If I write some code to manipulate the document in Word 2007, the user has no way to undo that code. The Undo list will look something like Figure 4—to use an old-fashioned expression of my mother's: it looks like a pakapoo ticket.

In Word 2003, I could bundle up all the steps the code executed and give the users a one-button undo (Figure 5). It's not ideal, because the text always says "Undo Bookmark". But it is a thousand times better than dozens, hundreds, maybe thousands of entries with inscrutable names like VBA-Shape.LockAspectRatio.

In Word 2010, I can do the same 'Undo Bookmark' trick, or, even better, use Word 2010's new functionality to specify the text that appears and to give users a much better experience (Figure 6).

In Word 2003 and before, we achieved this by trapping the EditUndo and EditRedo commands.
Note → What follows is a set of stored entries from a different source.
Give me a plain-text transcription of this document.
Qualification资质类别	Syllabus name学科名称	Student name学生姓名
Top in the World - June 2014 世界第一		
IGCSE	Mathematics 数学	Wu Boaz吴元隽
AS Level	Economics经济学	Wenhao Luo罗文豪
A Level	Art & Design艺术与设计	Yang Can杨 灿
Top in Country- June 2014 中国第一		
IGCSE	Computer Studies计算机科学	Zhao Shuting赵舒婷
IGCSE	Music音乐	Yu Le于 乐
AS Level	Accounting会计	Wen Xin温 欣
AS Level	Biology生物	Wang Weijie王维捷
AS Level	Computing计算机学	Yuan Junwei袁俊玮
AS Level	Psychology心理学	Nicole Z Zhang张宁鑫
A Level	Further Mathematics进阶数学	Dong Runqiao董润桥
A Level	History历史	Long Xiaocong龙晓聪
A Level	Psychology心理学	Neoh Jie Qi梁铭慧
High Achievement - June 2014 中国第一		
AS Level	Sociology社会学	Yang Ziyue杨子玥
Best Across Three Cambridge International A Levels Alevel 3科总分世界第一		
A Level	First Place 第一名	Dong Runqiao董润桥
I can't do that in Word 2007. Basically, Microsoft forgot to plug in the Undo command in Word 2007.

Figure 5: The Undo list in Word 2003. Developers could trick up their code so that the Undo list said 'Undo Bookmark'. Developers have been doing this for eons.

Figure 6: The Undo list in Word 2010. Developers can now specify the text that appears in the undo list.

Update: Service Pack 1 is now released

Microsoft released Service Pack 1 of Office 2010 on what it described as 19 July 2011 (it was actually 20 July 2011, but let's not split hairs). If you're one of those people who wait till the first service pack before installing new software, now is your time.